HOUSTON -- Based on an analysis of past economic trends, Ernst & Young believes that when the current pricing cycle stabilizes, oil and gas producers will benefit from solid opportunities in the overall economic recovery. Previous commodity price downturns lasted an average of 73 weeks. The company believes the country may be half-way through this cycle.
With the current economic turmoil and the sharp decline in global oil demand, average crude oil prices have declined by more than $100/bbl, marking the sharpest commodity price decline in history, an unprecedented 75%. The severity of the current situation can be attributed to the cascading effect of the current economic crisis, the company says.

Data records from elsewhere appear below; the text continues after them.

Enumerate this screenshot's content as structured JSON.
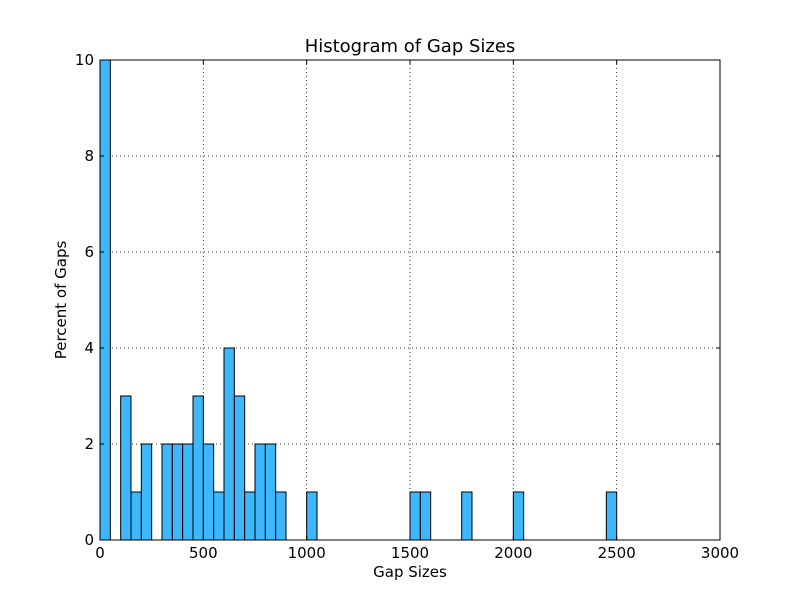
{
  "chart_data": {
    "type": "bar",
    "title": "Histogram of Gap Sizes",
    "xlabel": "Gap Sizes",
    "ylabel": "Percent of Gaps",
    "xlim": [
      0,
      3000
    ],
    "ylim": [
      0,
      10
    ],
    "grid": true,
    "bar_color": "#3db8ff",
    "edge_color": "#000000",
    "bin_width": 50,
    "x_ticks": [
      0,
      500,
      1000,
      1500,
      2000,
      2500,
      3000
    ],
    "y_ticks": [
      0,
      2,
      4,
      6,
      8,
      10
    ],
    "bins": [
      {
        "x": 0,
        "value": 10
      },
      {
        "x": 100,
        "value": 3
      },
      {
        "x": 150,
        "value": 1
      },
      {
        "x": 200,
        "value": 2
      },
      {
        "x": 300,
        "value": 2
      },
      {
        "x": 350,
        "value": 2
      },
      {
        "x": 400,
        "value": 2
      },
      {
        "x": 450,
        "value": 3
      },
      {
        "x": 500,
        "value": 2
      },
      {
        "x": 550,
        "value": 1
      },
      {
        "x": 600,
        "value": 4
      },
      {
        "x": 650,
        "value": 3
      },
      {
        "x": 700,
        "value": 1
      },
      {
        "x": 750,
        "value": 2
      },
      {
        "x": 800,
        "value": 2
      },
      {
        "x": 850,
        "value": 1
      },
      {
        "x": 1000,
        "value": 1
      },
      {
        "x": 1500,
        "value": 1
      },
      {
        "x": 1550,
        "value": 1
      },
      {
        "x": 1750,
        "value": 1
      },
      {
        "x": 2000,
        "value": 1
      },
      {
        "x": 2450,
        "value": 1
      }
    ]
  }
}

"Compared to the recovery of the last major collapse in the 1980s, today's industry is much leaner, more efficient and better-positioned to take advantage of opportunities during an economic recovery," says Marcela Donadio, Americas Director of Oil & Gas for Ernst & Young. "Looking at the duration of previous commodity price downturns, we could be half-way through this cycle. Now's the time to plan for the upside."
Ernst & Young believes that sustained E&P activity will enable producers to meet long-term demand and offset pricing shocks in the next up cycle. Producers would be wise to maintain a long-term focus and "drill through the storm," even as margins decline, the company says. This will not only ensure continuity of supply, but serve to help retain top talent which will pay dividends in the long term as the retiring of today's oil and gas workforce gets underway.